Raster Algebra
The raster algebra engine is a powerful tool for performing virtually any algebraic operations on raster layers with per pixel access. This can vary from a simple sum, in which multiple source layers are combined to form a new layer, to complex expressions using statistics, logical operators, and functions. TatukGIS goes even a step further by integrating vector layers into the raster algebra engine. This enables easily performing tasks such as rasterization of vector layers, selective analysis (i.e., only over the area of a specific object), adding buildings to terrain models, etc.
In keeping with TatukGIS tradition for simplicity of use, the TGIS_RasterAlgebra class exposes only two methods: one adds layers to the engine and the other evaluates the algebraic formula. The raster algebra syntax and features are described in detail (with samples) in the documentation.
The algebra engine is available in the TatukGIS Developer Kernel and desktop GIS Editor (as a plug-in).
As simple example, let's calculate the change in snow coverage of an area over time from satellite imagery. This example uses two layers, 'November' and 'December',
The 'November' layer.
The 'December' layer.
and generates the output to a third layer called
'difference':
difference = RGB( 255 - ABS( november.R - december.R ), 255 - ABS( november.G - december.G ), 255 - ABS( november.B - december.B ) )
The formula is constructed so the greater the difference between the source image pixel values, the darker the result.
The 'difference' layer.
One might ask why the formula is not simply:
difference = november - december
Though the above is a valid formula, it does not yield correct results in this case because:
- the image color is 32-bit ARGB, so the alpha values would also be subtracted,
- the computed result may contain negative values which would cause color artefacts.
Therefore, it is necessary to calculate the difference separately for each RGB channel.
Another use of raster algebra is modifying values in grid data. As a very simple example, let's generate an output layer using grid cell values in a digital terrain layer. We can generate the output based on terrain values that are less than some level (e.g., 1000) by assigning 1000 to any pixel below 1000 and NODATA to all other pixels in the output layer. The terrain layer will be called ‘terrain’ and the output layer ‘flood’:
flood = IF( terrain < 1000, 1000, NODATA )
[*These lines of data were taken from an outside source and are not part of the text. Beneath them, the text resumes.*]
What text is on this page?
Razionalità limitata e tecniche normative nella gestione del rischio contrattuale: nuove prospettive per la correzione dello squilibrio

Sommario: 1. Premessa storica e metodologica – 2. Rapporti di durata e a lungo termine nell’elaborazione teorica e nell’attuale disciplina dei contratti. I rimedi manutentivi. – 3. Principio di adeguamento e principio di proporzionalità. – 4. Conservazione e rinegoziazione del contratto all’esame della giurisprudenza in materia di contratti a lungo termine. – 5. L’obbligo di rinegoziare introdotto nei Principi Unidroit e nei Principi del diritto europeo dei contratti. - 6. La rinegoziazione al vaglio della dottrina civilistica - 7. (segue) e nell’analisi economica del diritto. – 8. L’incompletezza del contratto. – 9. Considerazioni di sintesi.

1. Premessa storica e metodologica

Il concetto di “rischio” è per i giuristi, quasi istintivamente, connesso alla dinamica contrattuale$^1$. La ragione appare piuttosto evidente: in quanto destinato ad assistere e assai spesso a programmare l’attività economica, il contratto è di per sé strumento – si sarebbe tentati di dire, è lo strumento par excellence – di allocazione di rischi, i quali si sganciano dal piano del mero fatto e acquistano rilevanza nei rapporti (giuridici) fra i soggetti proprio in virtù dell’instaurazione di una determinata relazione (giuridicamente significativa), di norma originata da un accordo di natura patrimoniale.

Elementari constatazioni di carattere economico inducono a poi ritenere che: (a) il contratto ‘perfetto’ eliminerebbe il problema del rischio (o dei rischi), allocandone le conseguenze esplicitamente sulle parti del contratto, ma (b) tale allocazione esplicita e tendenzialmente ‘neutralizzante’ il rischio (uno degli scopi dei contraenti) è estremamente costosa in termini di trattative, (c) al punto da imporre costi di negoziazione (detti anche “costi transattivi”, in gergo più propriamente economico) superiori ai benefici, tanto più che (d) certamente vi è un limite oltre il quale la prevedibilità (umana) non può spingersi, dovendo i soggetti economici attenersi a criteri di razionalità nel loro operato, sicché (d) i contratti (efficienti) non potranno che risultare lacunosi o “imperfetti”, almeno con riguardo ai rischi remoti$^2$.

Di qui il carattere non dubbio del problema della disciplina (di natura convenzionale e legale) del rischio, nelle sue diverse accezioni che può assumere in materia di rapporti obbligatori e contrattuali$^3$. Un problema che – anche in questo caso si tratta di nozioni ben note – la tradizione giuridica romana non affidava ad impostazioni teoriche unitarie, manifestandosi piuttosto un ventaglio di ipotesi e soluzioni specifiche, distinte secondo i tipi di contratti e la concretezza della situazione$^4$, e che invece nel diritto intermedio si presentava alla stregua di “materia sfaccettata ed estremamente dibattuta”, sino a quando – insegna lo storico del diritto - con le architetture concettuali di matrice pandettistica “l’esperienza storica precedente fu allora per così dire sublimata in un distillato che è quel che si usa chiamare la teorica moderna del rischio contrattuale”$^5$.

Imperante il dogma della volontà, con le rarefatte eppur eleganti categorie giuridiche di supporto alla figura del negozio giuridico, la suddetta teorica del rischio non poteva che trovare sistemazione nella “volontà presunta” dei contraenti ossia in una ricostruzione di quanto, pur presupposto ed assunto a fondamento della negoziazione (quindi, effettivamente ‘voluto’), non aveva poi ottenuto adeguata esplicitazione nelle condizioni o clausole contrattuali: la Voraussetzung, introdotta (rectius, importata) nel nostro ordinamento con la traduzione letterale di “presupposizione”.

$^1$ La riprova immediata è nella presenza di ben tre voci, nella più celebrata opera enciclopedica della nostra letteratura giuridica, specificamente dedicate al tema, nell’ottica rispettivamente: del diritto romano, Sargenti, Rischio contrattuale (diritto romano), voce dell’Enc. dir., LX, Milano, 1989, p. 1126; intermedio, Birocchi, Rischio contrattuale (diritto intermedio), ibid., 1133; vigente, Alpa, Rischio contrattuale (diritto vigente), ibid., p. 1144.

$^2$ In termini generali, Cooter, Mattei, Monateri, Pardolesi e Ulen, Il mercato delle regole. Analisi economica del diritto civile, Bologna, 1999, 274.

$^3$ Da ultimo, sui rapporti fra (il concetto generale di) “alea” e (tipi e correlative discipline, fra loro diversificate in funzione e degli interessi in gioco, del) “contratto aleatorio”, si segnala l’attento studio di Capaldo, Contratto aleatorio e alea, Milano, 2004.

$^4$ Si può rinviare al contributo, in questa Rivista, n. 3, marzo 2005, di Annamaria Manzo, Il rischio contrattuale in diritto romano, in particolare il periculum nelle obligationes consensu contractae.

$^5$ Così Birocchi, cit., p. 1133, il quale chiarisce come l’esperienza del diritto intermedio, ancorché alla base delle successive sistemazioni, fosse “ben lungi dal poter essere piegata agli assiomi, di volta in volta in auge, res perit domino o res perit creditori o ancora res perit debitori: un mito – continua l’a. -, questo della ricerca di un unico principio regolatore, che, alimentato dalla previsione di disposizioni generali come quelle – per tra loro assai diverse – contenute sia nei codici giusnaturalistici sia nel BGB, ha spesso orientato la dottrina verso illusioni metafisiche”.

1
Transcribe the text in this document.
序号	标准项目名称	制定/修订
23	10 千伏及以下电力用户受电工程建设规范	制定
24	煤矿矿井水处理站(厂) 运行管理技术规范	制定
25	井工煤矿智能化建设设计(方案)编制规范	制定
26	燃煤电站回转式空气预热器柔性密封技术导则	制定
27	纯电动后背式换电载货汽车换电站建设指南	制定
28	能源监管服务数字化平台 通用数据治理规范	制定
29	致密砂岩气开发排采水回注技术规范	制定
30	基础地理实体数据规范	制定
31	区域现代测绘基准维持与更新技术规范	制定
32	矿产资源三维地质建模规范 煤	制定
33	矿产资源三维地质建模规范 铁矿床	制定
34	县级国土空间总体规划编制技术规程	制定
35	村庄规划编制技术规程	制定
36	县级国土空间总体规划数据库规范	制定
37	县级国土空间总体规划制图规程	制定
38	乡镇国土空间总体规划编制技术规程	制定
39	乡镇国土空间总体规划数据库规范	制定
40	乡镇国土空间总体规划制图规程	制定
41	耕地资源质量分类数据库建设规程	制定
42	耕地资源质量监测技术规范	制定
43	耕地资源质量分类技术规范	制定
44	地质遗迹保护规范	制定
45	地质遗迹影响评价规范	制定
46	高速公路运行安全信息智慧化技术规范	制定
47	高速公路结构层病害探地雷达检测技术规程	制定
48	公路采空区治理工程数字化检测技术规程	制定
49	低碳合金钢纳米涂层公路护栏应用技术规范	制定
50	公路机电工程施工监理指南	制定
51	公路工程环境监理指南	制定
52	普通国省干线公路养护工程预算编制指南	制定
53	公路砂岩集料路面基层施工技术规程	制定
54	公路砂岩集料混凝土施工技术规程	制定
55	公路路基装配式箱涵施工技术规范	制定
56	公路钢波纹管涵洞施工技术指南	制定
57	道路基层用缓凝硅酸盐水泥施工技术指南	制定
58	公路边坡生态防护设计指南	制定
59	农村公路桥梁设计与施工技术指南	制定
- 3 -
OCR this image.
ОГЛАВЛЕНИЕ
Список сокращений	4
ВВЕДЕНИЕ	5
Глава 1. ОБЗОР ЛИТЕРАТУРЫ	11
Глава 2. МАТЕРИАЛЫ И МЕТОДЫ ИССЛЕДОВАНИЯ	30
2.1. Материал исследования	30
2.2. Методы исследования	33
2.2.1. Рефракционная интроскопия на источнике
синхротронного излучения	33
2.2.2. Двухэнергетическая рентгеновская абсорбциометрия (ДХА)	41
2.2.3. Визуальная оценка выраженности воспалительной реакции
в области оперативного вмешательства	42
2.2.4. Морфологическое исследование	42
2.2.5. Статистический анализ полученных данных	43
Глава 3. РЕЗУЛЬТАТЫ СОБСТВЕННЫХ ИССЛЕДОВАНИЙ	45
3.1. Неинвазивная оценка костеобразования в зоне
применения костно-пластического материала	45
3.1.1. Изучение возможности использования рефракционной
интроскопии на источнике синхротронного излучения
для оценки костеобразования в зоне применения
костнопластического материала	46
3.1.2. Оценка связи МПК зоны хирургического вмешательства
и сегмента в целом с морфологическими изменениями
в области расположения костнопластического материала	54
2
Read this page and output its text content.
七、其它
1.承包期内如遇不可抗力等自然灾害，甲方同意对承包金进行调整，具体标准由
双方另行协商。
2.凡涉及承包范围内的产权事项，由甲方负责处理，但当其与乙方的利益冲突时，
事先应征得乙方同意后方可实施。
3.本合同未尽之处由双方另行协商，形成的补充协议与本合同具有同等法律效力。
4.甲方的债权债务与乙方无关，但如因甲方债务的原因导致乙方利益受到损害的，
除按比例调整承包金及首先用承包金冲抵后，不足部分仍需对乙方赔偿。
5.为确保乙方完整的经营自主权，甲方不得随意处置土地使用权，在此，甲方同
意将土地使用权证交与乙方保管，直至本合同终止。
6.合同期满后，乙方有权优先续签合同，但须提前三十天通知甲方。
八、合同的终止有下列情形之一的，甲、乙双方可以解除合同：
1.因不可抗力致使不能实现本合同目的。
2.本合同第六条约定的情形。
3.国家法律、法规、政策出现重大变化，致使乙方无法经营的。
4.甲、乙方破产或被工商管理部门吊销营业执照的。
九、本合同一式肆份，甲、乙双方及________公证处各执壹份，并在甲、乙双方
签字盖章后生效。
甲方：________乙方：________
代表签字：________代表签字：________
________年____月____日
The pixels of the “flood” output layer with NODATA can be rendered transparent (so if the output layer is positioned over the terrain layer, it does not hide areas of the terrain layer with values of 1000 or greater).
The 'terrain' layer partially covered by the 'flood' layer.
If source images are of different resolutions or coordinate systems - no problem. The algebra normalizes source data to the specifications of the output layer.
Raster algebra functionality is useful to a wide range of industries, particularly those using periodically collected aerial imagery (or other raster data) such as agriculture, forestry, land management, disaster response, environmental, oceanology, meteorology, military, conservation, etc.